Эзра Паунд
Психология
и трубадуры
Портрет работы У.Льюиса.
Опубликовано "ЛО", v6, 1995. (с) Перевод А.Нестерова. Все права защищены.
Книга "The Spirit of Romance", откуда взят публикуемый ниже текст1, писалась Паундом в 1909 - 1910 гг., когда он читал лекции по средневековой литературе в Лондонском Политехническом институте. Название книги можно перевести и как "Дух романской литературы" и как "Дух рыцарского романа". В предисловии к первому изданию Паунд признавался: "Это сочинение - не филологическая работа. Только из вежливости оно может быть названо трудом по сравнительному литературоведению. Меня интересует поэзия.

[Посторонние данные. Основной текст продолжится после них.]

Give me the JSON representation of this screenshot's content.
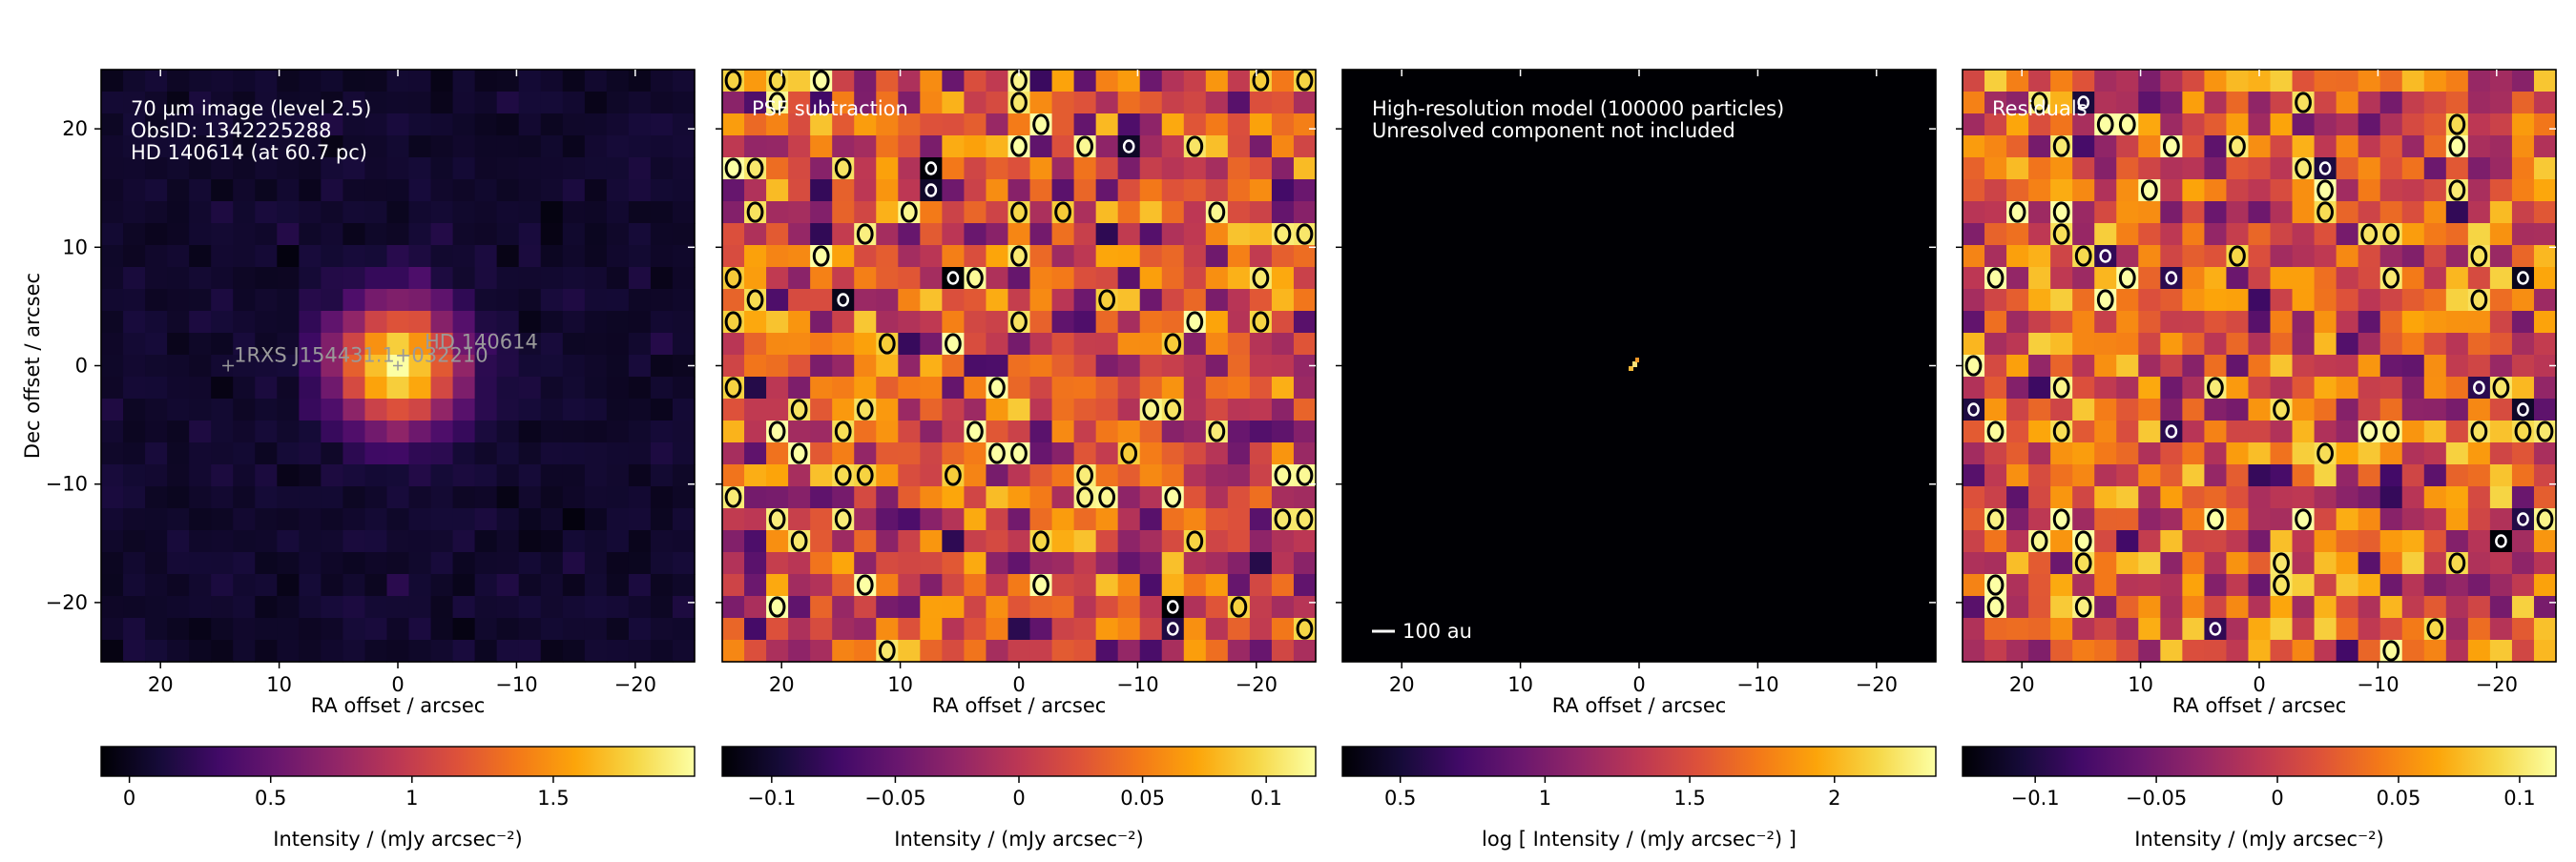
{
  "chart_data": [
    {
      "type": "heatmap",
      "colormap": "inferno",
      "title": "",
      "xlabel": "RA offset / arcsec",
      "ylabel": "Dec offset / arcsec",
      "xlim": [
        25,
        -25
      ],
      "ylim": [
        -25,
        25
      ],
      "x_ticks": [
        20,
        10,
        0,
        -10,
        -20
      ],
      "x_tick_labels": [
        "20",
        "10",
        "0",
        "−10",
        "−20"
      ],
      "y_ticks": [
        20,
        10,
        0,
        -10,
        -20
      ],
      "y_tick_labels": [
        "20",
        "10",
        "0",
        "−10",
        "−20"
      ],
      "text_lines": [
        "70 µm image (level 2.5)",
        "ObsID: 1342225288",
        "HD 140614 (at 60.7 pc)"
      ],
      "sources": [
        {
          "label": "HD 140614",
          "ra": 0,
          "dec": 0,
          "peak": 1.95,
          "fwhm": 6
        },
        {
          "label": "1RXS J154431.1+032210",
          "ra": 14.3,
          "dec": 0,
          "peak": 0.0,
          "fwhm": 0
        }
      ],
      "colorbar": {
        "label": "Intensity / (mJy arcsec⁻²)",
        "range": [
          -0.1,
          2.0
        ],
        "ticks": [
          0,
          0.5,
          1,
          1.5
        ],
        "tick_labels": [
          "0",
          "0.5",
          "1",
          "1.5"
        ]
      }
    },
    {
      "type": "heatmap",
      "colormap": "inferno",
      "xlabel": "RA offset / arcsec",
      "xlim": [
        25,
        -25
      ],
      "ylim": [
        -25,
        25
      ],
      "x_ticks": [
        20,
        10,
        0,
        -10,
        -20
      ],
      "x_tick_labels": [
        "20",
        "10",
        "0",
        "−10",
        "−20"
      ],
      "y_ticks": [
        20,
        10,
        0,
        -10,
        -20
      ],
      "text_lines": [
        "PSF subtraction"
      ],
      "noise_seed": 7,
      "contour_levels": [
        -0.09,
        0.09
      ],
      "colorbar": {
        "label": "Intensity / (mJy arcsec⁻²)",
        "range": [
          -0.12,
          0.12
        ],
        "ticks": [
          -0.1,
          -0.05,
          0,
          0.05,
          0.1
        ],
        "tick_labels": [
          "−0.1",
          "−0.05",
          "0",
          "0.05",
          "0.1"
        ]
      }
    },
    {
      "type": "heatmap",
      "colormap": "inferno",
      "xlabel": "RA offset / arcsec",
      "xlim": [
        25,
        -25
      ],
      "ylim": [
        -25,
        25
      ],
      "x_ticks": [
        20,
        10,
        0,
        -10,
        -20
      ],
      "x_tick_labels": [
        "20",
        "10",
        "0",
        "−10",
        "−20"
      ],
      "y_ticks": [
        20,
        10,
        0,
        -10,
        -20
      ],
      "text_lines": [
        "High-resolution model (100000 particles)",
        "Unresolved component not included"
      ],
      "scale_bar_label": "100 au",
      "model_feature": {
        "ra": 0.4,
        "dec": 0.2,
        "extent_arcsec": 1.2
      },
      "colorbar": {
        "label": "log [ Intensity / (mJy arcsec⁻²) ]",
        "range": [
          0.3,
          2.35
        ],
        "ticks": [
          0.5,
          1,
          1.5,
          2
        ],
        "tick_labels": [
          "0.5",
          "1",
          "1.5",
          "2"
        ]
      }
    },
    {
      "type": "heatmap",
      "colormap": "inferno",
      "xlabel": "RA offset / arcsec",
      "xlim": [
        25,
        -25
      ],
      "ylim": [
        -25,
        25
      ],
      "x_ticks": [
        20,
        10,
        0,
        -10,
        -20
      ],
      "x_tick_labels": [
        "20",
        "10",
        "0",
        "−10",
        "−20"
      ],
      "y_ticks": [
        20,
        10,
        0,
        -10,
        -20
      ],
      "text_lines": [
        "Residuals"
      ],
      "noise_seed": 11,
      "contour_levels": [
        -0.09,
        0.09
      ],
      "colorbar": {
        "label": "Intensity / (mJy arcsec⁻²)",
        "range": [
          -0.13,
          0.115
        ],
        "ticks": [
          -0.1,
          -0.05,
          0,
          0.05,
          0.1
        ],
        "tick_labels": [
          "−0.1",
          "−0.05",
          "0",
          "0.05",
          "0.1"
        ]
      }
    }
  ],
  "colors": {
    "text": "#000000",
    "annotation": "#ffffff",
    "source_label": "#9a9a9a",
    "contour_pos": "#000000",
    "contour_neg": "#ffffff",
    "positive_fill": "#f7d13d"
  }
}
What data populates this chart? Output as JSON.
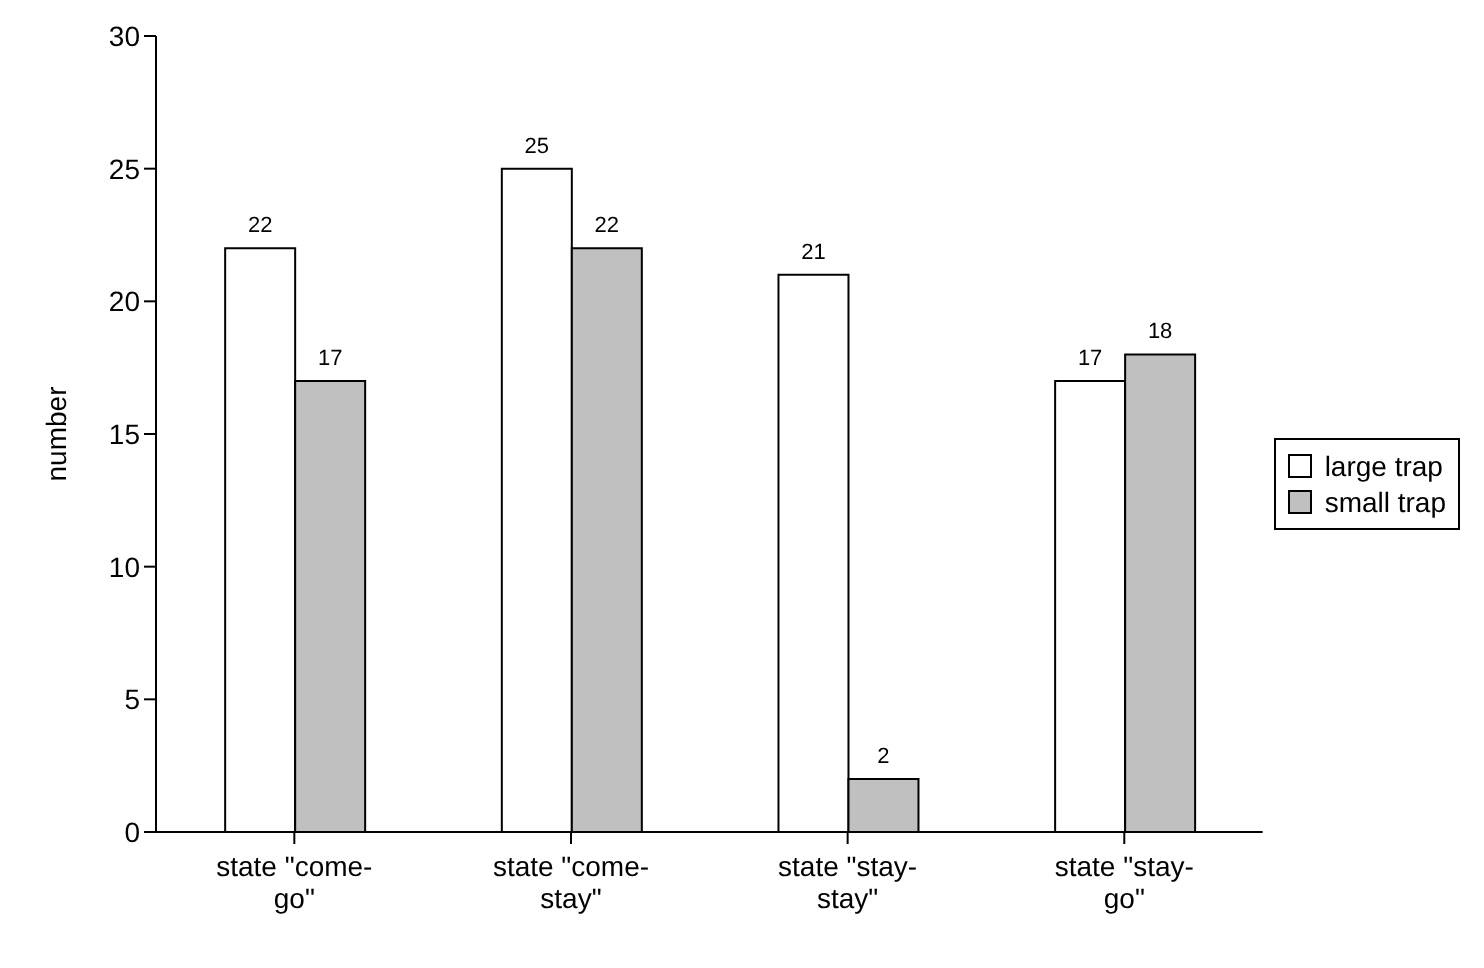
{
  "chart_data": {
    "type": "bar",
    "ylabel": "number",
    "categories": [
      "state \"come-go\"",
      "state \"come-stay\"",
      "state \"stay-stay\"",
      "state \"stay-go\""
    ],
    "series": [
      {
        "name": "large trap",
        "color": "#ffffff",
        "values": [
          22,
          25,
          21,
          17
        ]
      },
      {
        "name": "small trap",
        "color": "#c0c0c0",
        "values": [
          17,
          22,
          2,
          18
        ]
      }
    ],
    "ylim": [
      0,
      30
    ],
    "yticks": [
      0,
      5,
      10,
      15,
      20,
      25,
      30
    ],
    "grid": false,
    "legend": "right",
    "data_labels": true
  }
}
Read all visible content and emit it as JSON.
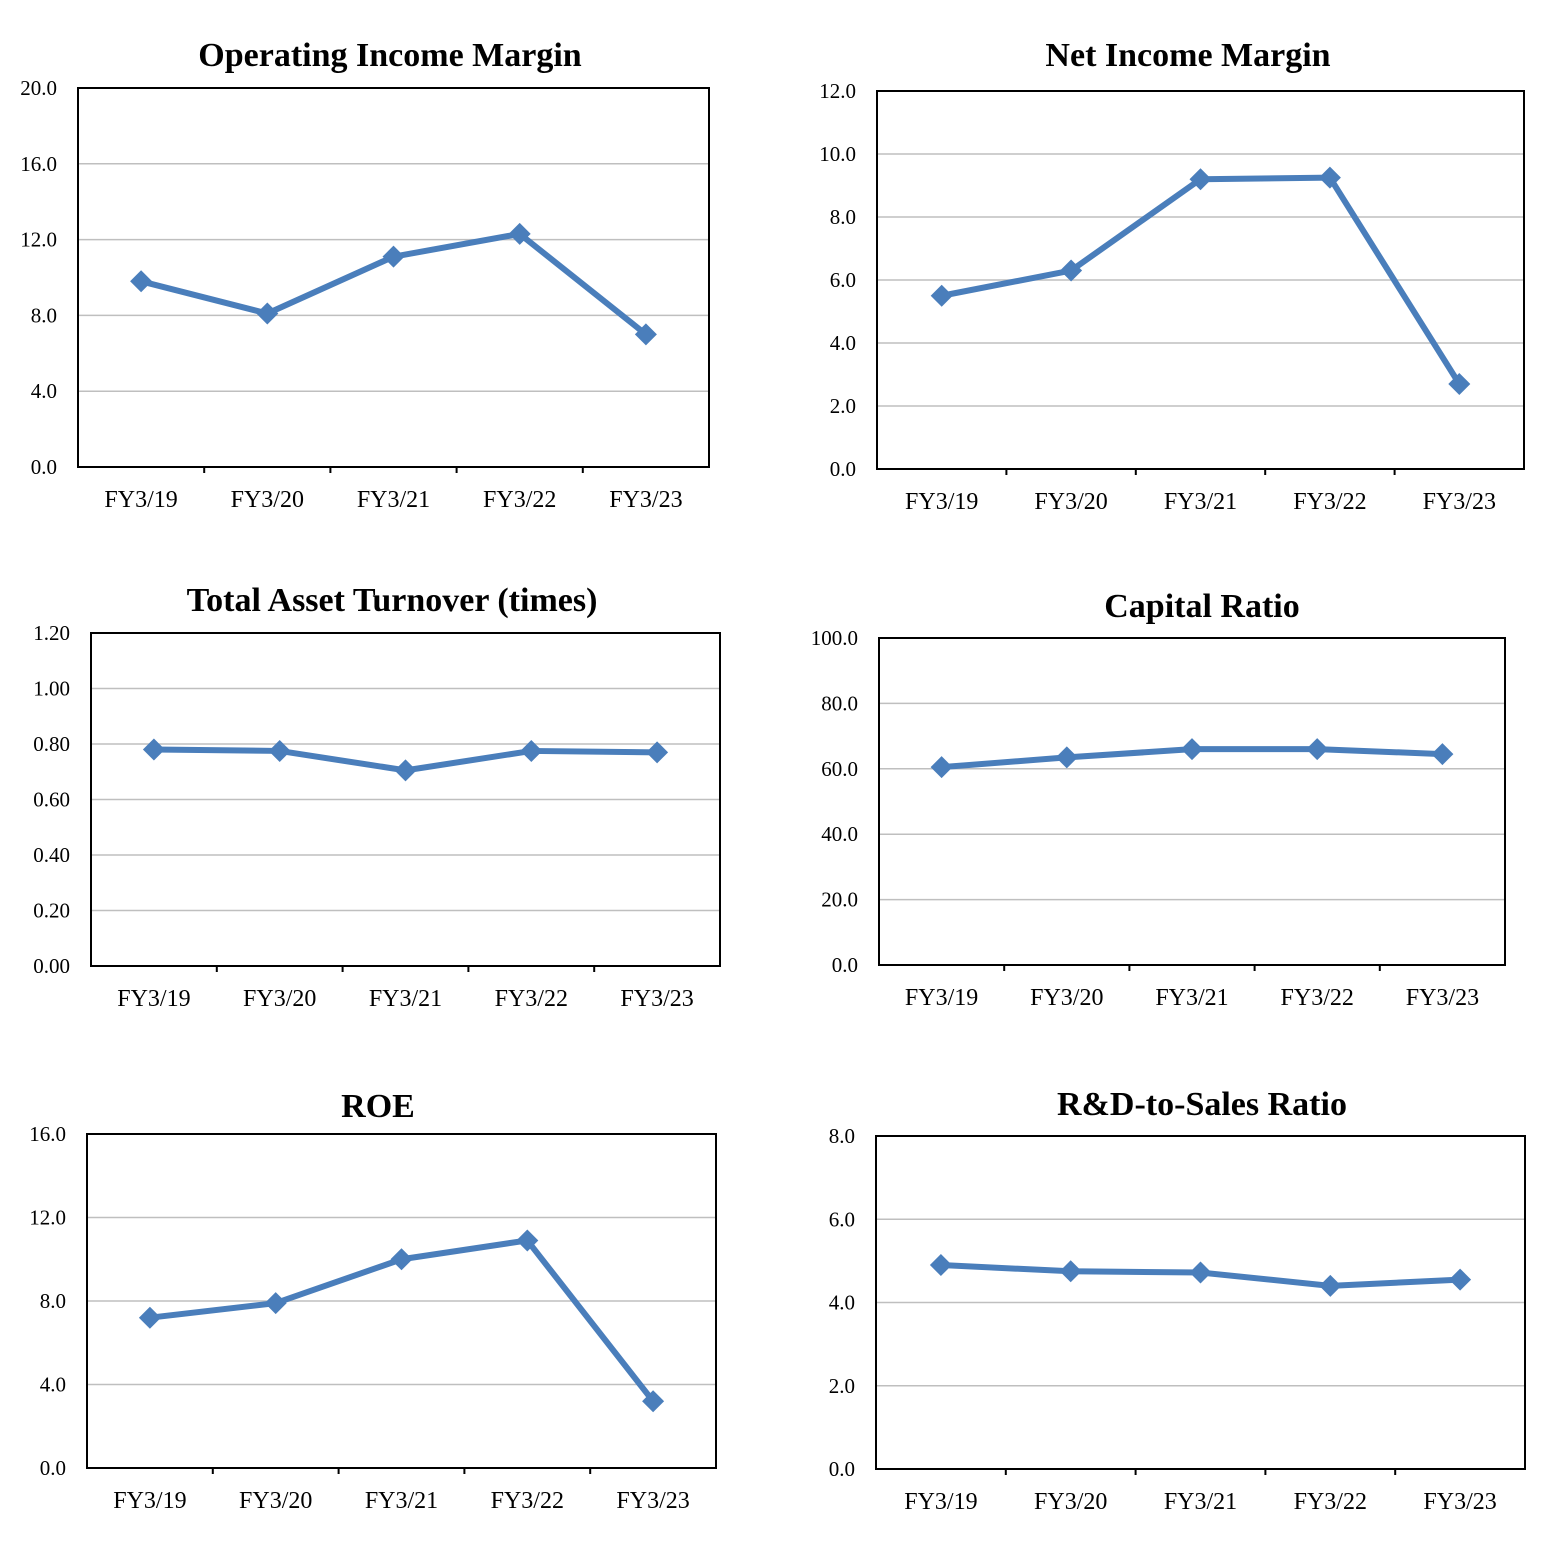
{
  "colors": {
    "series": "#4a7ebb",
    "grid": "#bfbfbf",
    "axis": "#000000"
  },
  "chart_data": [
    {
      "type": "line",
      "title": "Operating Income Margin",
      "categories": [
        "FY3/19",
        "FY3/20",
        "FY3/21",
        "FY3/22",
        "FY3/23"
      ],
      "values": [
        9.8,
        8.1,
        11.1,
        12.3,
        7.0
      ],
      "ylim": [
        0,
        20
      ],
      "yticks": [
        "0.0",
        "4.0",
        "8.0",
        "12.0",
        "16.0",
        "20.0"
      ],
      "grid": true,
      "marker": "diamond"
    },
    {
      "type": "line",
      "title": "Net Income Margin",
      "categories": [
        "FY3/19",
        "FY3/20",
        "FY3/21",
        "FY3/22",
        "FY3/23"
      ],
      "values": [
        5.5,
        6.3,
        9.2,
        9.25,
        2.7
      ],
      "ylim": [
        0,
        12
      ],
      "yticks": [
        "0.0",
        "2.0",
        "4.0",
        "6.0",
        "8.0",
        "10.0",
        "12.0"
      ],
      "grid": true,
      "marker": "diamond"
    },
    {
      "type": "line",
      "title": "Total Asset Turnover (times)",
      "categories": [
        "FY3/19",
        "FY3/20",
        "FY3/21",
        "FY3/22",
        "FY3/23"
      ],
      "values": [
        0.78,
        0.775,
        0.705,
        0.775,
        0.77
      ],
      "ylim": [
        0,
        1.2
      ],
      "yticks": [
        "0.00",
        "0.20",
        "0.40",
        "0.60",
        "0.80",
        "1.00",
        "1.20"
      ],
      "grid": true,
      "marker": "diamond"
    },
    {
      "type": "line",
      "title": "Capital Ratio",
      "categories": [
        "FY3/19",
        "FY3/20",
        "FY3/21",
        "FY3/22",
        "FY3/23"
      ],
      "values": [
        60.5,
        63.5,
        66.0,
        66.0,
        64.5
      ],
      "ylim": [
        0,
        100
      ],
      "yticks": [
        "0.0",
        "20.0",
        "40.0",
        "60.0",
        "80.0",
        "100.0"
      ],
      "grid": true,
      "marker": "diamond"
    },
    {
      "type": "line",
      "title": "ROE",
      "categories": [
        "FY3/19",
        "FY3/20",
        "FY3/21",
        "FY3/22",
        "FY3/23"
      ],
      "values": [
        7.2,
        7.9,
        10.0,
        10.9,
        3.2
      ],
      "ylim": [
        0,
        16
      ],
      "yticks": [
        "0.0",
        "4.0",
        "8.0",
        "12.0",
        "16.0"
      ],
      "grid": true,
      "marker": "diamond"
    },
    {
      "type": "line",
      "title": "R&D-to-Sales Ratio",
      "categories": [
        "FY3/19",
        "FY3/20",
        "FY3/21",
        "FY3/22",
        "FY3/23"
      ],
      "values": [
        4.9,
        4.75,
        4.72,
        4.4,
        4.55
      ],
      "ylim": [
        0,
        8
      ],
      "yticks": [
        "0.0",
        "2.0",
        "4.0",
        "6.0",
        "8.0"
      ],
      "grid": true,
      "marker": "diamond"
    }
  ]
}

Я попытался отследить некоторые силы, элементы, характерные черты, существенные для средневековой романской литературы, которые, я верю, существенны и для литературы наших дней. История искусства - это история шедевров, а не история провалов и заурядных поделок... Изучение литературы - это написание хроники героических деяний... Мы нуждаемся в таком научном подходе к литературе, при котором Феокрита и Йейтса меряют одной мерой, бездари умершие судятся столь же безжаластно, как бездари сегодняшние, а чтобы воздать хвала красоте, не надо сверяться с позицией соответствующего альманаха." "The Spirit of Romance" - скорее, эстетический манифест молодого поэта, пытающегося сформулировать свое credo, чем "архивные разыскания" в пыли прошлого. С другой стороны, если пытаться пояснить жанр этой книги русскоязычному читателю, проще всего сослаться на "Разговор о Данте" Мандельштама, весьма сходный по интонаци и авторскому замыслу. Что до прозаического стиля Паунда - некоторая его хаотичность - не более, чем иллюзия. Чаще всего автор, стремящийся к "концентрации" текста, всего лишь опускает некоторые, с его точки зрения, совсем уж очевидные переходы - так сказать, взбегает по лестнице доказательств, перескакивая через ступеньку, - эти опущенные звенья мы отчасти старались восстановить в комментариях.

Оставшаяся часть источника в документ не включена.